Of course, you don’t really leave the Cleaners. It’s too hard to adjust, after, to the slow molasses of real time wrapping itself around you. It’s too hard to count the seconds, the minutes, time steadily stalking forward, leaving you behind. It’s hard to be the fly trapped in amber.

When the time machines were new, the public was furious they couldn’t visit the future. No matter how many times the scientists patiently explained about fixed and unfixed points in time, about the instability swirling around an unfixed point, the public didn’t get it. They were even angrier that they couldn’t change the past. They wouldn’t listen, they wouldn’t follow the rules, and they planned trips to save Lincoln, to kill the slavers, to stop Rome burning and change Truman’s mind about the bomb. They wanted to bring penicillin to the Plague, and artificial limbs to Civil War battlefields. They wanted to save the dodo, the rhino, the snow leopard, the honeybee, the whale. They wanted to save their loved ones, and sometimes, themselves. An astonishingly large number of them wanted to save Elvis. They planned lesser things, too, little things: revenges and romances and get-rich schemes. And so the machines were tightly secured, remained in the hands of the trained: the scientists, the military, the historians. Guided tours were given to special VIPs and reporters, to certain eras and events — but no solo trips. Of course the illicit machines sprang up anyway, badly made but worth billions, and the space pirates sprang up with them — and the Cleaners were formed to take care of these mercenaries of time.
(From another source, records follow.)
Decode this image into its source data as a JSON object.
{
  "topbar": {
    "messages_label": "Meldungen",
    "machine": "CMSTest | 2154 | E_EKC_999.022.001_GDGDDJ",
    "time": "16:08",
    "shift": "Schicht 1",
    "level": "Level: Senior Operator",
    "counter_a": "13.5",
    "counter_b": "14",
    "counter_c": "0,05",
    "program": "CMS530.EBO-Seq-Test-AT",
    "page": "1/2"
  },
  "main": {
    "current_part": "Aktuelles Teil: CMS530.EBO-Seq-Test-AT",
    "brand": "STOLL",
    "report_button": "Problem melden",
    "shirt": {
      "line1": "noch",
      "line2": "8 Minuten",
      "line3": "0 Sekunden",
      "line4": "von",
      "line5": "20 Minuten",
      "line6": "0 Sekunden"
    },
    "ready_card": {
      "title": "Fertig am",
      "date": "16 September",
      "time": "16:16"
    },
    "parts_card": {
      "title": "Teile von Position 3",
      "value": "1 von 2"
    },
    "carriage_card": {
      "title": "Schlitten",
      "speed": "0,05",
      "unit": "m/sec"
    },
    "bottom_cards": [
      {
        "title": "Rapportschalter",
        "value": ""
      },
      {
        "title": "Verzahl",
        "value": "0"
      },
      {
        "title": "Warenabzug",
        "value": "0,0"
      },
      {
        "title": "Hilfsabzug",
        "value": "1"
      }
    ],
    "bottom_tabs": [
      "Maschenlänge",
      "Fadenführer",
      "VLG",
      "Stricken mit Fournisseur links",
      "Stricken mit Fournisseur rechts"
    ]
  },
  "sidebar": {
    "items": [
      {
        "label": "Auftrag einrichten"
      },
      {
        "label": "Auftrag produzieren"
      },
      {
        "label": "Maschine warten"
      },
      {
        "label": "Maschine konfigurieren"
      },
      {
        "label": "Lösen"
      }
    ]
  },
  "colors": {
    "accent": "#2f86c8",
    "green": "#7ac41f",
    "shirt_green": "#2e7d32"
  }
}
Hugh’s been a Cleaner now for ten years. It’s a difficult, unrewarding job, with shitty pay and benefits. Sure, you get to See the Centuries! — like the brochure says. That’s what hooked him. But all you see are the horrors of history. And all you do is stop people from stopping them. A year ago he brought the pox blankets back to the natives after a well-meaning group of illegal tourists stole them away. On return he had a sort of quiet breakdown. He took a month of leave, sat around eating garbage and watching TV, stared at the place in his wall where he put his fist through after his wife walked out. After they lost their little girl to the Avian Flu Pandemic. His wife had screamed and screamed at him to go back and save her, save her, but how do you save someone from a virus? There was nowhere in the folds of the world to hide, back then — the Flu was everywhere, from the biggest cities to the remotest villages. He’d almost died of it himself. His lungs have never been the same.